I also understand it’s not a good idea to deploy your own homegrown Caeser cipher out at your job at Wells Fargo. I’m talking about applications where safety and job security aren’t on the line here. Someone has to learn how to write crypto libraries. If we all leave it to the OpenSSL guys then we get a software monoculture that screws us all when, surprise!, they’re not perfect either and now everyone has to deal with Heartbleed.
But, look how fast my site loads. You click that article link and the page is there in 20 milliseconds. Now go try a web 3.0 darling like Slack, and you’re sitting there twiddling your thumbs for 20 seconds while the chat loads. Is my C++ on the web approach really worse than that?
This one doesn’t mean that you shouldn’t write any, it means that you shouldn’t use your own crypto for security reasons, but you still can learn !
In particular, the advice was originally intended to mean “don’t invent/write your own primitives or modes”. It has morphed into “don’t write crypto code period”. Case in point: JWT.
With libraries like sodium (or even OpenSSL if you tread carefully), there is no reason why a developer can’t safely encrypt a cookie.
History has shown that most people who think they can safely encrypt a cookie screw up the MAC and open themselves up to all sorts of heinous cookie forgery vulns.
Exactly. The whole task has to be designed and reviewed by security experts due to composition errors. There’s also sometimes assumptions that primitive builders assume others will know but don’t document. Related to that, there’s system/environment aspects that might need considering such as whether it has swap or hibernate which can put keys on hard disks. Lots of little things I don’t trust a non-security engineer to know.

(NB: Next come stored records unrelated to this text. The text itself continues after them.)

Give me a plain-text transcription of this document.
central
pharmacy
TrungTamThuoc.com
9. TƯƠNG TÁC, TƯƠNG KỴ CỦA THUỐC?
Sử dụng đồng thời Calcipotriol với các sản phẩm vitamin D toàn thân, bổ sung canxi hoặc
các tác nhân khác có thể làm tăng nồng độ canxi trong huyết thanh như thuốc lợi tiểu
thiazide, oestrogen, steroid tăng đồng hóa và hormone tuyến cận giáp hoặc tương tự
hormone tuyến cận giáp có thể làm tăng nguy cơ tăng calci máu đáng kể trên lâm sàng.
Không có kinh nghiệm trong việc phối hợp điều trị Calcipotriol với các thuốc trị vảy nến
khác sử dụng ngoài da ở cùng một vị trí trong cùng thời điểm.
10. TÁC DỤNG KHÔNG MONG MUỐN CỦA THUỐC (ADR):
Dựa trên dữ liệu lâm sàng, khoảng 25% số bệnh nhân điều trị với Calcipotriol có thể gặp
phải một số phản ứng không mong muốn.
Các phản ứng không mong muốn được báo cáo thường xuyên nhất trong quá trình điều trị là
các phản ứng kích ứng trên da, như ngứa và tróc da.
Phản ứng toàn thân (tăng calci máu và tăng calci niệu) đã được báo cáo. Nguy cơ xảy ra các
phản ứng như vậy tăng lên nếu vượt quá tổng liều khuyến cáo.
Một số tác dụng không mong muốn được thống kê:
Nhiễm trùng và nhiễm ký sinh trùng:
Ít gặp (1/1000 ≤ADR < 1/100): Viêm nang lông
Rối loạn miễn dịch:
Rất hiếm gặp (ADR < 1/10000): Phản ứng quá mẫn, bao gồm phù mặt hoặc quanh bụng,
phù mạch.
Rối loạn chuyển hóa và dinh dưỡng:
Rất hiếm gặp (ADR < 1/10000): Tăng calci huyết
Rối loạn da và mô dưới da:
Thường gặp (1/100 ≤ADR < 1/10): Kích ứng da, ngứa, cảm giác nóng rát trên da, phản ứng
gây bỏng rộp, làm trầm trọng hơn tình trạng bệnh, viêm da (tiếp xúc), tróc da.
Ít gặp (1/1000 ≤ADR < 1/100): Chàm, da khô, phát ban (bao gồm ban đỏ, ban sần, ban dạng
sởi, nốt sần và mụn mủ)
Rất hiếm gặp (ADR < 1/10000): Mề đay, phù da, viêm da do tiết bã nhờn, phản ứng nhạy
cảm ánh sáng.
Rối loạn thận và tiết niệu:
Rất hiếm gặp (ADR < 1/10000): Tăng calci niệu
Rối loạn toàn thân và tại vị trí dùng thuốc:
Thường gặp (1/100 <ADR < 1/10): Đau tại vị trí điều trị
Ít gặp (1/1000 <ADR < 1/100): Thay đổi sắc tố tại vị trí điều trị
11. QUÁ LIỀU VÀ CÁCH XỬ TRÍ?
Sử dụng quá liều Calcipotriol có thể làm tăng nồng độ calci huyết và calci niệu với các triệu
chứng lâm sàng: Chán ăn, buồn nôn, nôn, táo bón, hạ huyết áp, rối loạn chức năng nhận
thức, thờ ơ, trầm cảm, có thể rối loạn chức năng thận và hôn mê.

I love this. These kinds of attitudes have always bothered me. While in some situations ‘don’t reinvent the wheel’ might be appropriate, I find more often than not it is terrible advice, and it is taken too far (like many things, e.g. the premature optimisation quote). We don’t really have ‘wheels’ in programming. A wheel (the concept at least) is very simple and difficult to improve. The same is not true of much in the world of computing.
One thing I’d like to ask the author: do you need “to lead instead of follow” in order to want to learn something? Or was that just a rhetorical device?